Azerbaijan on Tuesday rejected calls by Armenian officials to sign a draft peace deal being discussed between the two countries without the presence of the non-agreed provisions in the pact.
“The call of the Armenian officials to sign the draft ‘peace agreement’ with the removal of non-agreed provisions, and attempts to postpone the solution of existing problems in bilateral relations to the next stage, are unacceptable,” Azerbaijani Foreign Ministry spokesman Aykhan Hajizada said in a statement.
Describing allegations made by Armenian Prime Minister Nikol Pashinyan during a forum in the Armenian capital Yerevan earlier in the day as “pure distortion of reality,” Hajizada said Baku’s primary condition for signing the actual peace deal is the removal of territorial claims against Azerbaijan in Armenia’s Constitution.
Hajizada said attempts to draw parallels between Azerbaijan’s and Armenia’s constitutions are fruitless, adding that Yerevan’s reference to the provision that “neither party may invoke its domestic legislation for not implementing its obligations under the peace agreement” to support the idea that its Constitution is harmless is in fact “null and void.
“On the issue of opening up communications, the prime minister of Armenia once again misinterpreted the obligations they had undertaken. Paragraph 9 of the trilateral statement clearly states the obligations of Armenia and how to organize control over transport links,” Hajizada added.
He went on to accuse Armenia of “distorting reality” through its claims about Baku’s alleged obstruction of the return of refugees and internally displaced persons, as well as claims on the “non-return of prisoners of war” and “ethnic cleansing of local Armenians.”

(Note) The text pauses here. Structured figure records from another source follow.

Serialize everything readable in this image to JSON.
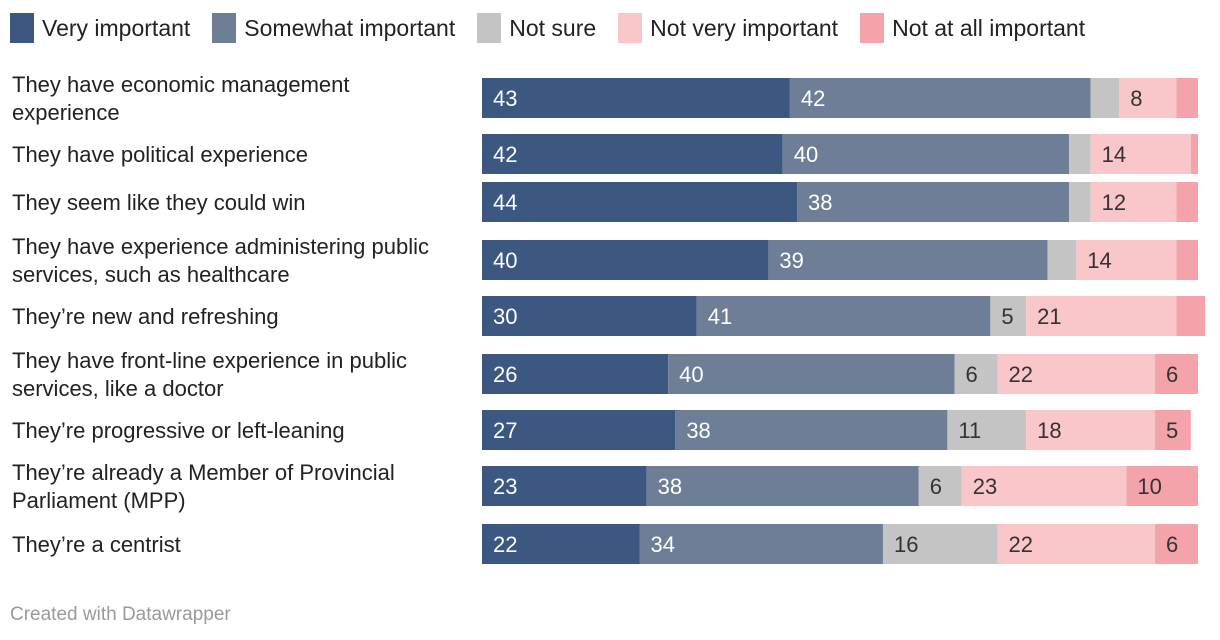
{
  "chart_data": {
    "type": "bar",
    "orientation": "horizontal",
    "stacked": true,
    "legend_position": "top-left",
    "legend": [
      {
        "name": "Very important",
        "color": "#3c5780"
      },
      {
        "name": "Somewhat important",
        "color": "#6e7e96"
      },
      {
        "name": "Not sure",
        "color": "#c4c4c4"
      },
      {
        "name": "Not very important",
        "color": "#f9c6c9"
      },
      {
        "name": "Not at all important",
        "color": "#f5a3aa"
      }
    ],
    "categories": [
      [
        "They have economic management",
        "experience"
      ],
      [
        "They have political experience"
      ],
      [
        "They seem like they could win"
      ],
      [
        "They have experience administering public",
        "services, such as healthcare"
      ],
      [
        "They’re new and refreshing"
      ],
      [
        "They have front-line experience in public",
        "services, like a doctor"
      ],
      [
        "They’re progressive or left-leaning"
      ],
      [
        "They’re already a Member of Provincial",
        "Parliament (MPP)"
      ],
      [
        "They’re a centrist"
      ]
    ],
    "series": [
      {
        "name": "Very important",
        "values": [
          43,
          42,
          44,
          40,
          30,
          26,
          27,
          23,
          22
        ]
      },
      {
        "name": "Somewhat important",
        "values": [
          42,
          40,
          38,
          39,
          41,
          40,
          38,
          38,
          34
        ]
      },
      {
        "name": "Not sure",
        "values": [
          4,
          3,
          3,
          4,
          5,
          6,
          11,
          6,
          16
        ]
      },
      {
        "name": "Not very important",
        "values": [
          8,
          14,
          12,
          14,
          21,
          22,
          18,
          23,
          22
        ]
      },
      {
        "name": "Not at all important",
        "values": [
          3,
          1,
          3,
          3,
          4,
          6,
          5,
          10,
          6
        ]
      }
    ],
    "value_labels": [
      [
        "43",
        "42",
        "",
        "8",
        ""
      ],
      [
        "42",
        "40",
        "",
        "14",
        ""
      ],
      [
        "44",
        "38",
        "",
        "12",
        ""
      ],
      [
        "40",
        "39",
        "",
        "14",
        ""
      ],
      [
        "30",
        "41",
        "5",
        "21",
        ""
      ],
      [
        "26",
        "40",
        "6",
        "22",
        "6"
      ],
      [
        "27",
        "38",
        "11",
        "18",
        "5"
      ],
      [
        "23",
        "38",
        "6",
        "23",
        "10"
      ],
      [
        "22",
        "34",
        "16",
        "22",
        "6"
      ]
    ],
    "label_colors": [
      "#ffffff",
      "#ffffff",
      "#333333",
      "#333333",
      "#333333"
    ],
    "xlim": [
      0,
      100
    ]
  },
  "footer": {
    "credit": "Created with Datawrapper"
  }
}
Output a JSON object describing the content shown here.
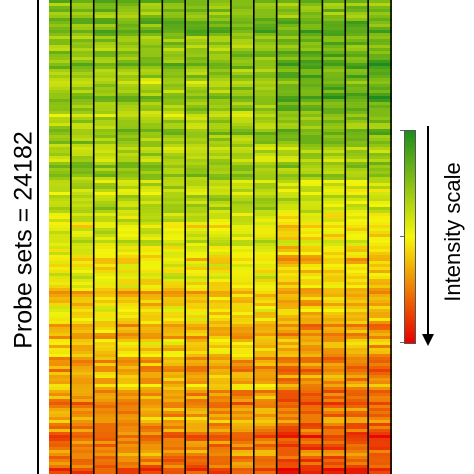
{
  "ylabel": "Probe sets = 24182",
  "scale_label": "Intensity scale",
  "colors": {
    "high": "#1e8c1e",
    "mid": "#f5f50a",
    "low": "#e60000",
    "divider": "#000000"
  },
  "chart_data": {
    "type": "heatmap",
    "rows_label": "Probe sets = 24182",
    "columns": 15,
    "column_groups": [
      {
        "columns": 10
      },
      {
        "columns": 5
      }
    ],
    "colorscale": {
      "label": "Intensity scale",
      "stops": [
        "#1e8c1e",
        "#f5f50a",
        "#e60000"
      ],
      "direction": "high intensity (green) at top to low intensity (red) at bottom"
    },
    "row_profile": {
      "description": "intensity by row position (0 = top, 1 = bottom); 0 = green, 0.5 = yellow, 1 = red",
      "group_1": [
        [
          0,
          0.2
        ],
        [
          0.18,
          0.3
        ],
        [
          0.38,
          0.32
        ],
        [
          0.5,
          0.45
        ],
        [
          0.62,
          0.55
        ],
        [
          0.75,
          0.62
        ],
        [
          0.88,
          0.7
        ],
        [
          1,
          0.78
        ]
      ],
      "group_2": [
        [
          0,
          0.22
        ],
        [
          0.18,
          0.15
        ],
        [
          0.38,
          0.35
        ],
        [
          0.5,
          0.55
        ],
        [
          0.62,
          0.6
        ],
        [
          0.75,
          0.7
        ],
        [
          0.88,
          0.78
        ],
        [
          1,
          0.85
        ]
      ]
    }
  }
}
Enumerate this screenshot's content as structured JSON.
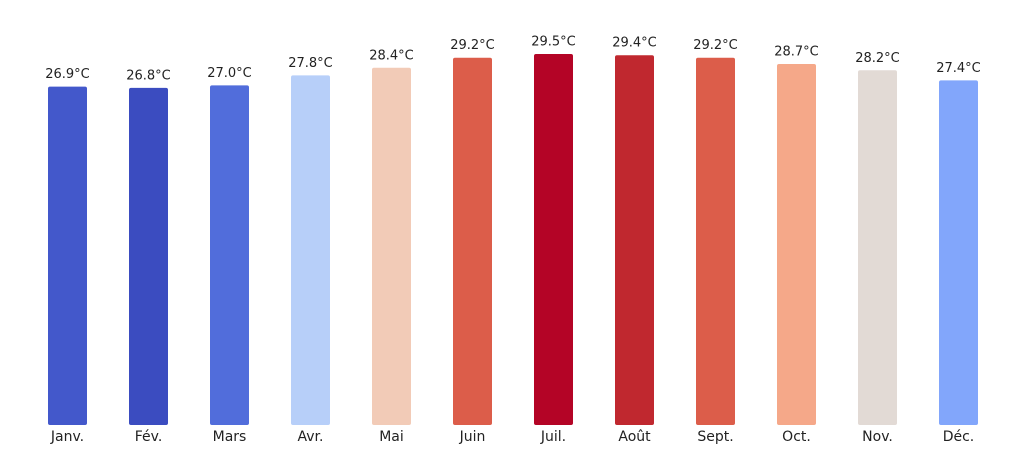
{
  "chart_data": {
    "type": "bar",
    "categories": [
      "Janv.",
      "Fév.",
      "Mars",
      "Avr.",
      "Mai",
      "Juin",
      "Juil.",
      "Août",
      "Sept.",
      "Oct.",
      "Nov.",
      "Déc."
    ],
    "values": [
      26.9,
      26.8,
      27.0,
      27.8,
      28.4,
      29.2,
      29.5,
      29.4,
      29.2,
      28.7,
      28.2,
      27.4
    ],
    "value_labels": [
      "26.9°C",
      "26.8°C",
      "27.0°C",
      "27.8°C",
      "28.4°C",
      "29.2°C",
      "29.5°C",
      "29.4°C",
      "29.2°C",
      "28.7°C",
      "28.2°C",
      "27.4°C"
    ],
    "colors": [
      "#4358cb",
      "#3b4cc0",
      "#516ddb",
      "#b7cff9",
      "#f2cbb7",
      "#dc5d4a",
      "#b40426",
      "#c0282f",
      "#dc5d4a",
      "#f5a889",
      "#e2dad5",
      "#82a6fb"
    ],
    "ylim": [
      0,
      32
    ]
  }
}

“At the same time, the presentation of migration of the Armenian-origin population to Armenia and other countries after the 2023 anti-terror measures (in liberated Karabakh) is another slander campaign,” he also said.
“We call on the Armenian side, which continues aggressive slanderous rhetoric against our country using various platforms, to stop delivering statements that harm prospects for peace,” he added.
Armenian officials have not yet commented on the statement.
History of rocky relations
Relations between Baku and Yerevan have been tense since 1991, when the Armenian military occupied Karabakh, a territory internationally recognized as part of Azerbaijan, and seven adjacent regions.
Most of the territory was liberated by Azerbaijan during a 44-day war in the fall of 2020, which ended after a Russian-brokered peace agreement that opened the door to normalization and the demarcation of their border.
In September 2023, Azerbaijan established full sovereignty in Karabakh following an “anti-terrorist operation” after which separatist forces in the region surrendered.